In a most interesting way Mrs. Eddy shows how the belief in spiritualism evolves it own phenomena. She declares that mortals see what they believe as well as believe what they see. For this reason, mortal thought seems to fulfill its own erroneous beliefs and conditions. On page 80 of Science and Health we read. "It should not seem mysterious that mind, without the aid of hands, can move a table, when we already know that it is mind-power which moves both table and hand." And farther on we read: "It is mortal mind which convulses its substratum, matter. These movements arise from the volition of human belief, but they are neither scientific nor rational. Mortal mind produces table-tipping as certainly as table-setting, and believes that this wonder emanates from spirits and electricity. This belief rests on the common conviction that mind and matter cooperate both visibly and invisibly, hence that matter is intelligent."

Christian Science teaches us not only to see intelligently the unreal basis of spiritualism, but also, due to the more or less widely accepted belief in its phenomena, to recognize that it claims to operate as so-called law.
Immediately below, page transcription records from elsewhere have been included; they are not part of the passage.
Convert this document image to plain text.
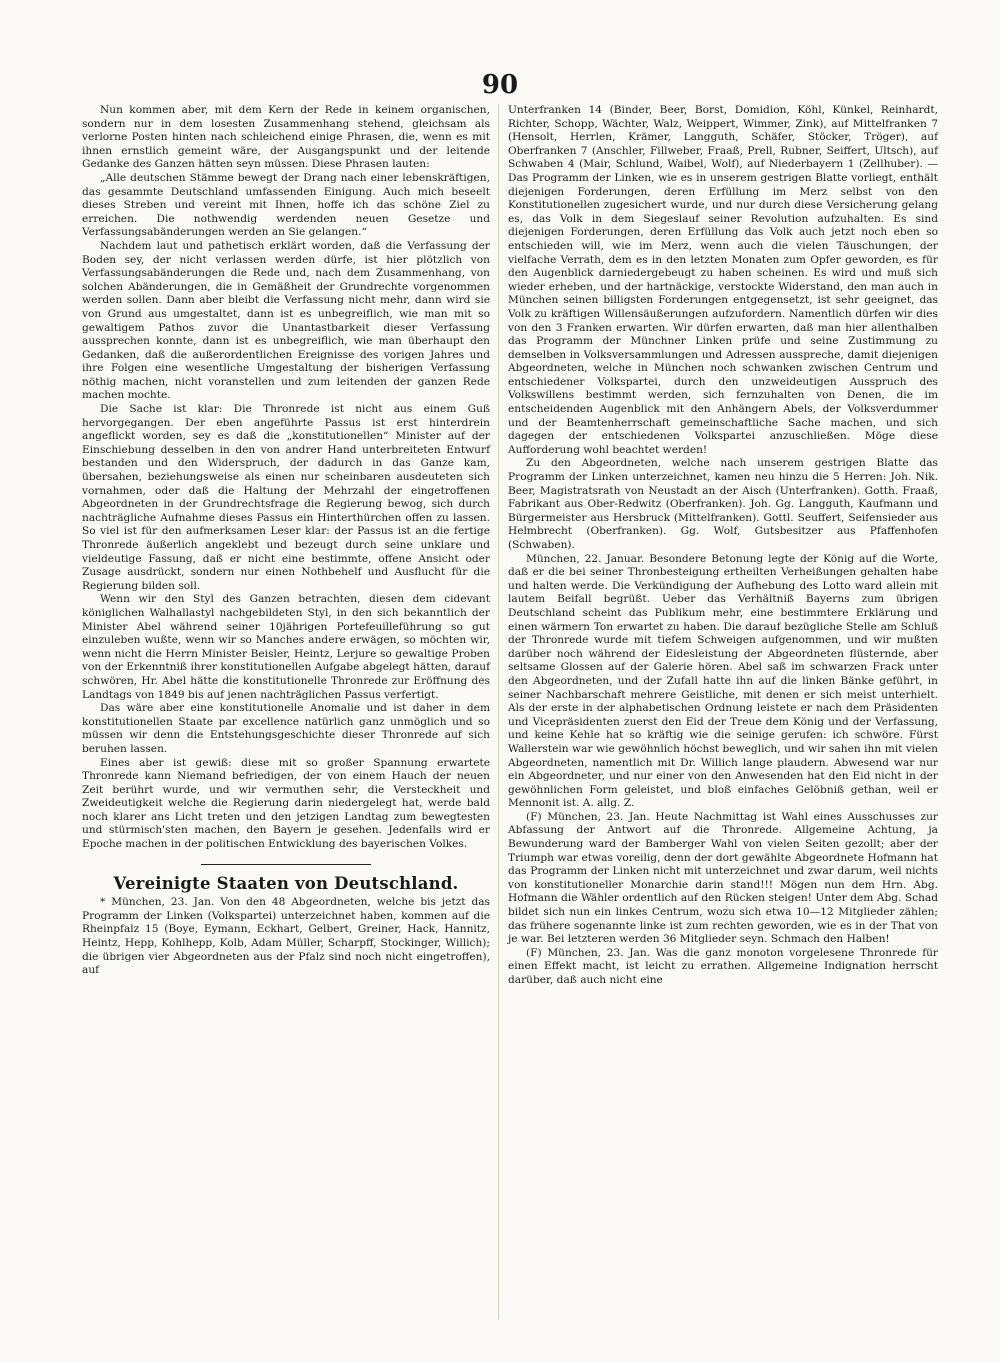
90

Nun kommen aber, mit dem Kern der Rede in keinem organischen, sondern nur in dem losesten Zusammenhang stehend, gleichsam als verlorne Posten hinten nach schleichend einige Phrasen, die, wenn es mit ihnen ernstlich gemeint wäre, der Ausgangspunkt und der leitende Gedanke des Ganzen hätten seyn müssen. Diese Phrasen lauten:

„Alle deutschen Stämme bewegt der Drang nach einer lebenskräftigen, das gesammte Deutschland umfassenden Einigung. Auch mich beseelt dieses Streben und vereint mit Ihnen, hoffe ich das schöne Ziel zu erreichen. Die nothwendig werdenden neuen Gesetze und Verfassungsabänderungen werden an Sie gelangen.“

Nachdem laut und pathetisch erklärt worden, daß die Verfassung der Boden sey, der nicht verlassen werden dürfe, ist hier plötzlich von Verfassungsabänderungen die Rede und, nach dem Zusammenhang, von solchen Abänderungen, die in Gemäßheit der Grundrechte vorgenommen werden sollen. Dann aber bleibt die Verfassung nicht mehr, dann wird sie von Grund aus umgestaltet, dann ist es unbegreiflich, wie man mit so gewaltigem Pathos zuvor die Unantastbarkeit dieser Verfassung aussprechen konnte, dann ist es unbegreiflich, wie man überhaupt den Gedanken, daß die außerordentlichen Ereignisse des vorigen Jahres und ihre Folgen eine wesentliche Umgestaltung der bisherigen Verfassung nöthig machen, nicht voranstellen und zum leitenden der ganzen Rede machen mochte.

Die Sache ist klar: Die Thronrede ist nicht aus einem Guß hervorgegangen. Der eben angeführte Passus ist erst hinterdrein angeflickt worden, sey es daß die „konstitutionellen“ Minister auf der Einschiebung desselben in den von andrer Hand unterbreiteten Entwurf bestanden und den Widerspruch, der dadurch in das Ganze kam, übersahen, beziehungsweise als einen nur scheinbaren ausdeuteten sich vornahmen, oder daß die Haltung der Mehrzahl der eingetroffenen Abgeordneten in der Grundrechtsfrage die Regierung bewog, sich durch nachträgliche Aufnahme dieses Passus ein Hinterthürchen offen zu lassen. So viel ist für den aufmerksamen Leser klar: der Passus ist an die fertige Thronrede äußerlich angeklebt und bezeugt durch seine unklare und vieldeutige Fassung, daß er nicht eine bestimmte, offene Ansicht oder Zusage ausdrückt, sondern nur einen Nothbehelf und Ausflucht für die Regierung bilden soll.

Wenn wir den Styl des Ganzen betrachten, diesen dem cidevant königlichen Walhallastyl nachgebildeten Styl, in den sich bekanntlich der Minister Abel während seiner 10jährigen Portefeuilleführung so gut einzuleben wußte, wenn wir so Manches andere erwägen, so möchten wir, wenn nicht die Herrn Minister Beisler, Heintz, Lerjure so gewaltige Proben von der Erkenntniß ihrer konstitutionellen Aufgabe abgelegt hätten, darauf schwören, Hr. Abel hätte die konstitutionelle Thronrede zur Eröffnung des Landtags von 1849 bis auf jenen nachträglichen Passus verfertigt.

Das wäre aber eine konstitutionelle Anomalie und ist daher in dem konstitutionellen Staate par excellence natürlich ganz unmöglich und so müssen wir denn die Entstehungsgeschichte dieser Thronrede auf sich beruhen lassen.

Eines aber ist gewiß: diese mit so großer Spannung erwartete Thronrede kann Niemand befriedigen, der von einem Hauch der neuen Zeit berührt wurde, und wir vermuthen sehr, die Versteckheit und Zweideutigkeit welche die Regierung darin niedergelegt hat, werde bald noch klarer ans Licht treten und den jetzigen Landtag zum bewegtesten und stürmisch'sten machen, den Bayern je gesehen. Jedenfalls wird er Epoche machen in der politischen Entwicklung des bayerischen Volkes.

Vereinigte Staaten von Deutschland.

* München, 23. Jan. Von den 48 Abgeordneten, welche bis jetzt das Programm der Linken (Volkspartei) unterzeichnet haben, kommen auf die Rheinpfalz 15 (Boye, Eymann, Eckhart, Gelbert, Greiner, Hack, Hannitz, Heintz, Hepp, Kohlhepp, Kolb, Adam Müller, Scharpff, Stockinger, Willich); die übrigen vier Abgeordneten aus der Pfalz sind noch nicht eingetroffen), auf

Unterfranken 14 (Binder, Beer, Borst, Domidion, Köhl, Künkel, Reinhardt, Richter, Schopp, Wächter, Walz, Weippert, Wimmer, Zink), auf Mittelfranken 7 (Hensolt, Herrlen, Krämer, Langguth, Schäfer, Stöcker, Tröger), auf Oberfranken 7 (Anschler, Fillweber, Fraaß, Prell, Rubner, Seiffert, Ultsch), auf Schwaben 4 (Mair, Schlund, Waibel, Wolf), auf Niederbayern 1 (Zellhuber). — Das Programm der Linken, wie es in unserem gestrigen Blatte vorliegt, enthält diejenigen Forderungen, deren Erfüllung im Merz selbst von den Konstitutionellen zugesichert wurde, und nur durch diese Versicherung gelang es, das Volk in dem Siegeslauf seiner Revolution aufzuhalten. Es sind diejenigen Forderungen, deren Erfüllung das Volk auch jetzt noch eben so entschieden will, wie im Merz, wenn auch die vielen Täuschungen, der vielfache Verrath, dem es in den letzten Monaten zum Opfer geworden, es für den Augenblick darniedergebeugt zu haben scheinen. Es wird und muß sich wieder erheben, und der hartnäckige, verstockte Widerstand, den man auch in München seinen billigsten Forderungen entgegensetzt, ist sehr geeignet, das Volk zu kräftigen Willensäußerungen aufzufordern. Namentlich dürfen wir dies von den 3 Franken erwarten. Wir dürfen erwarten, daß man hier allenthalben das Programm der Münchner Linken prüfe und seine Zustimmung zu demselben in Volksversammlungen und Adressen ausspreche, damit diejenigen Abgeordneten, welche in München noch schwanken zwischen Centrum und entschiedener Volkspartei, durch den unzweideutigen Ausspruch des Volkswillens bestimmt werden, sich fernzuhalten von Denen, die im entscheidenden Augenblick mit den Anhängern Abels, der Volksverdummer und der Beamtenherrschaft gemeinschaftliche Sache machen, und sich dagegen der entschiedenen Volkspartei anzuschließen. Möge diese Aufforderung wohl beachtet werden!

Zu den Abgeordneten, welche nach unserem gestrigen Blatte das Programm der Linken unterzeichnet, kamen neu hinzu die 5 Herren: Joh. Nik. Beer, Magistratsrath von Neustadt an der Aisch (Unterfranken). Gotth. Fraaß, Fabrikant aus Ober-Redwitz (Oberfranken). Joh. Gg. Langguth, Kaufmann und Bürgermeister aus Hersbruck (Mittelfranken). Gottl. Seuffert, Seifensieder aus Helmbrecht (Oberfranken). Gg. Wolf, Gutsbesitzer aus Pfaffenhofen (Schwaben).

München, 22. Januar. Besondere Betonung legte der König auf die Worte, daß er die bei seiner Thronbesteigung ertheilten Verheißungen gehalten habe und halten werde. Die Verkündigung der Aufhebung des Lotto ward allein mit lautem Beifall begrüßt. Ueber das Verhältniß Bayerns zum übrigen Deutschland scheint das Publikum mehr, eine bestimmtere Erklärung und einen wärmern Ton erwartet zu haben. Die darauf bezügliche Stelle am Schluß der Thronrede wurde mit tiefem Schweigen aufgenommen, und wir mußten darüber noch während der Eidesleistung der Abgeordneten flüsternde, aber seltsame Glossen auf der Galerie hören. Abel saß im schwarzen Frack unter den Abgeordneten, und der Zufall hatte ihn auf die linken Bänke geführt, in seiner Nachbarschaft mehrere Geistliche, mit denen er sich meist unterhielt. Als der erste in der alphabetischen Ordnung leistete er nach dem Präsidenten und Vicepräsidenten zuerst den Eid der Treue dem König und der Verfassung, und keine Kehle hat so kräftig wie die seinige gerufen: ich schwöre. Fürst Wallerstein war wie gewöhnlich höchst beweglich, und wir sahen ihn mit vielen Abgeordneten, namentlich mit Dr. Willich lange plaudern. Abwesend war nur ein Abgeordneter, und nur einer von den Anwesenden hat den Eid nicht in der gewöhnlichen Form geleistet, und bloß einfaches Gelöbniß gethan, weil er Mennonit ist. A. allg. Z.

(F) München, 23. Jan. Heute Nachmittag ist Wahl eines Ausschusses zur Abfassung der Antwort auf die Thronrede. Allgemeine Achtung, ja Bewunderung ward der Bamberger Wahl von vielen Seiten gezollt; aber der Triumph war etwas voreilig, denn der dort gewählte Abgeordnete Hofmann hat das Programm der Linken nicht mit unterzeichnet und zwar darum, weil nichts von konstitutioneller Monarchie darin stand!!! Mögen nun dem Hrn. Abg. Hofmann die Wähler ordentlich auf den Rücken steigen! Unter dem Abg. Schad bildet sich nun ein linkes Centrum, wozu sich etwa 10—12 Mitglieder zählen; das frühere sogenannte linke ist zum rechten geworden, wie es in der That von je war. Bei letzteren werden 36 Mitglieder seyn. Schmach den Halben!

(F) München, 23. Jan. Was die ganz monoton vorgelesene Thronrede für einen Effekt macht, ist leicht zu errathen. Allgemeine Indignation herrscht darüber, daß auch nicht eine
Through spiritually scientific understanding we are therefore enabled to set aside its claim of law and any of its beliefs in connection with our lives and our affairs. The belief in spirits many is identical with the belief of minds many; whereas Christian Science demonstrates that there is just one Mind, infinite and all-inclusive, and that all men have, or reflect, that Mind, and that this divine fact is the basis of universal harmony. This truth naturally and completely nullifies the superstitious belief in evil spirits entertained by many people even today.

In numerous instances we find the writers of the New Testament referring to this irrational belief in evil spirits and to the power of the Christ to cast them out, and thus prove their unreality. Speaking of the Master's power to do this, Matthew writes (8:16), "When the even was come, they brought unto him many that were possessed with devils: and he cast out the spirits with his word, and healed all that were sick."
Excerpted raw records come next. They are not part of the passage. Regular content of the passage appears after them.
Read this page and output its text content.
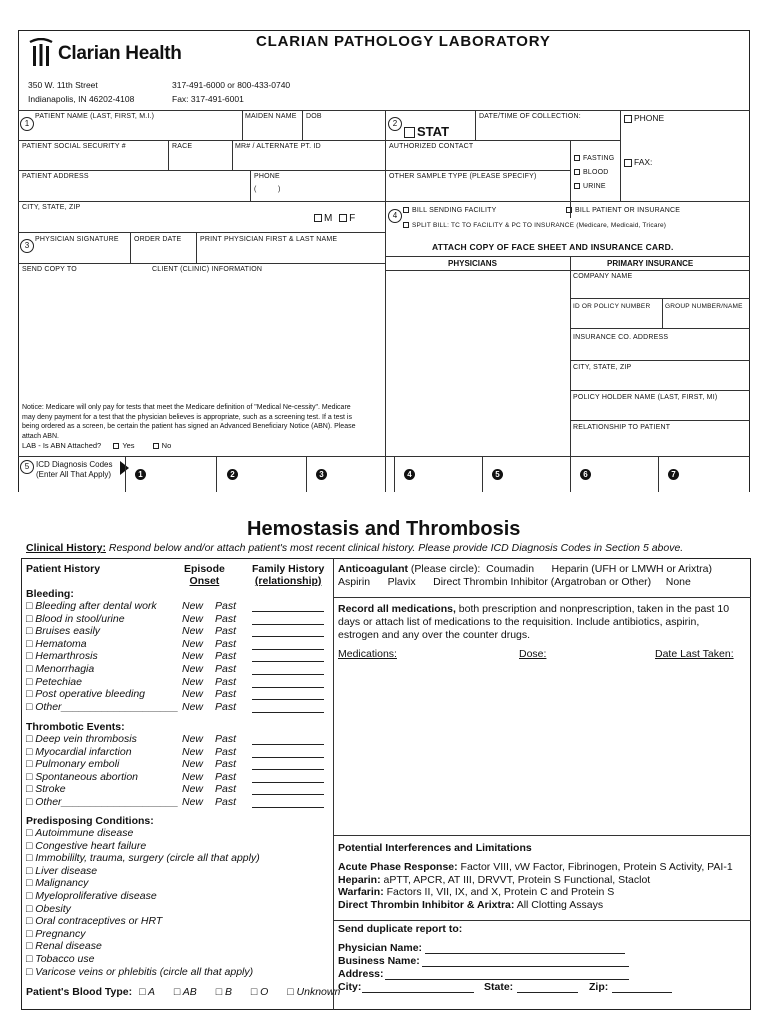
Clarian Health
CLARIAN PATHOLOGY LABORATORY
350 W. 11th Street
Indianapolis, IN 46202-4108
317-491-6000 or 800-433-0740
Fax: 317-491-6001
1
PATIENT NAME (LAST, FIRST, M.I.)	MAIDEN NAME DOB
PATIENT SOCIAL SECURITY #	RACE	MR# / ALTERNATE PT. ID
PATIENT ADDRESS	PHONE
(          )
CITY, STATE, ZIP
M F
3
PHYSICIAN SIGNATURE ORDER DATE	PRINT PHYSICIAN FIRST & LAST NAME
SEND COPY TO	CLIENT (CLINIC) INFORMATION
Notice: Medicare will only pay for tests that meet the Medicare definition of "Medical Ne-cessity". Medicare may deny payment for a test that the physician believes is appropriate, such as a screening test. If a test is being ordered as a screen, be certain the patient has signed an Advanced Beneficiary Notice (ABN). Please attach ABN.
LAB - Is ABN Attached?	Yes	No
2
STAT
DATE/TIME OF COLLECTION:	PHONE
AUTHORIZED CONTACT
FASTING
BLOOD
URINE
FAX:
OTHER SAMPLE TYPE (PLEASE SPECIFY)
4
BILL SENDING FACILITY	BILL PATIENT OR INSURANCE
SPLIT BILL: TC TO FACILITY & PC TO INSURANCE (Medicare, Medicaid, Tricare)
ATTACH COPY OF FACE SHEET AND INSURANCE CARD.
PHYSICIANS	PRIMARY INSURANCE
COMPANY NAME
ID OR POLICY NUMBER GROUP NUMBER/NAME
INSURANCE CO. ADDRESS
CITY, STATE, ZIP
POLICY HOLDER NAME (LAST, FIRST, MI)
RELATIONSHIP TO PATIENT
5 ICD Diagnosis Codes
(Enter All That Apply)	1	2	3	4	5	6	7
Hemostasis and Thrombosis
Clinical History: Respond below and/or attach patient's most recent clinical history. Please provide ICD Diagnosis Codes in Section 5 above.
Patient History	Episode
Onset
Family History
(relationship)
Bleeding:
□ Bleeding after dental work New Past
□ Blood in stool/urine	New Past
□ Bruises easily	New Past
□ Hematoma	New Past
□ Hemarthrosis	New Past
□ Menorrhagia	New Past
□ Petechiae	New Past
□ Post operative bleeding	New Past
□ Other____________________ New Past
Thrombotic Events:
□ Deep vein thrombosis	New Past
□ Myocardial infarction	New Past
□ Pulmonary emboli	New Past
□ Spontaneous abortion	New Past
□ Stroke	New Past
□ Other____________________ New Past
Predisposing Conditions:
□ Autoimmune disease
□ Congestive heart failure
□ Immobililty, trauma, surgery (circle all that apply)
□ Liver disease
□ Malignancy
□ Myeloproliferative disease
□ Obesity
□ Oral contraceptives or HRT
□ Pregnancy
□ Renal disease
□ Tobacco use
□ Varicose veins or phlebitis (circle all that apply)
Patient's Blood Type: □ A □ AB □ B □ O □ Unknown
Anticoagulant (Please circle):  Coumadin      Heparin (UFH or LMWH or Arixtra)
Aspirin      Plavix      Direct Thrombin Inhibitor (Argatroban or Other)     None
Record all medications, both prescription and nonprescription, taken in the past 10 days or attach list of medications to the requisition. Include antibiotics, aspirin, estrogen and any over the counter drugs.
Medications:	Dose:	Date Last Taken:
Potential Interferences and Limitations
Acute Phase Response: Factor VIII, vW Factor, Fibrinogen, Protein S Activity, PAI-1
Heparin: aPTT, APCR, AT III, DRVVT, Protein S Functional, Staclot
Warfarin: Factors II, VII, IX, and X, Protein C and Protein S
Direct Thrombin Inhibitor & Arixtra: All Clotting Assays
Send duplicate report to:
Physician Name:
Business Name:
Address:
City:	State:	Zip:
Mortal belief claims that the human being with his so-called body is a medium for both good and evil, but Christian Science demonstrates that man's individuality, being spiritual and divinely mental, does not exist in the realm of spiritualistic belief and cannot be the medium for the expression of evil, disease, or sin. On page 84 of the textbook Mrs. Eddy writes, "When sufficiently advanced in Science to be in harmony with the truth of being, men become seers and prophets involuntarily, controlled not by demons, spirits, or demigods, but by the one Spirit." And she adds: "To understand that Mind is infinite, not bounded by corporeality, not dependent upon the ear and eye for sound or sight nor upon muscles and bones for locomotion, is a step towards the Mind-science by which we discern man's nature and existence. This true conception of being destroys the belief of spiritualism at its very inception, for without the concession of material personalities called spirits, spiritualism has no basis upon which to build."

Mediumship has no scientific basis, for it is a belief that man's individuality can be invaded, that something can come between God and man. It is a denial of oneness, the oneness or inseparability of Soul and its idea.

Soul, being infinite and all-encompassing, is the Soul of man individually and practically; therefore in Science, Soul is far more the Soul of man than when it was supposed to dwell in the belief of a material body, for man is the very expression of Soul's being. This is the only being expressed by man. He does not dwell in the realm of spirits or material personality. As these divine facts are comprehended, as man is recognized in his spiritual reality, complete freedom and immunity from the superstition of spiritualism are demonstrated.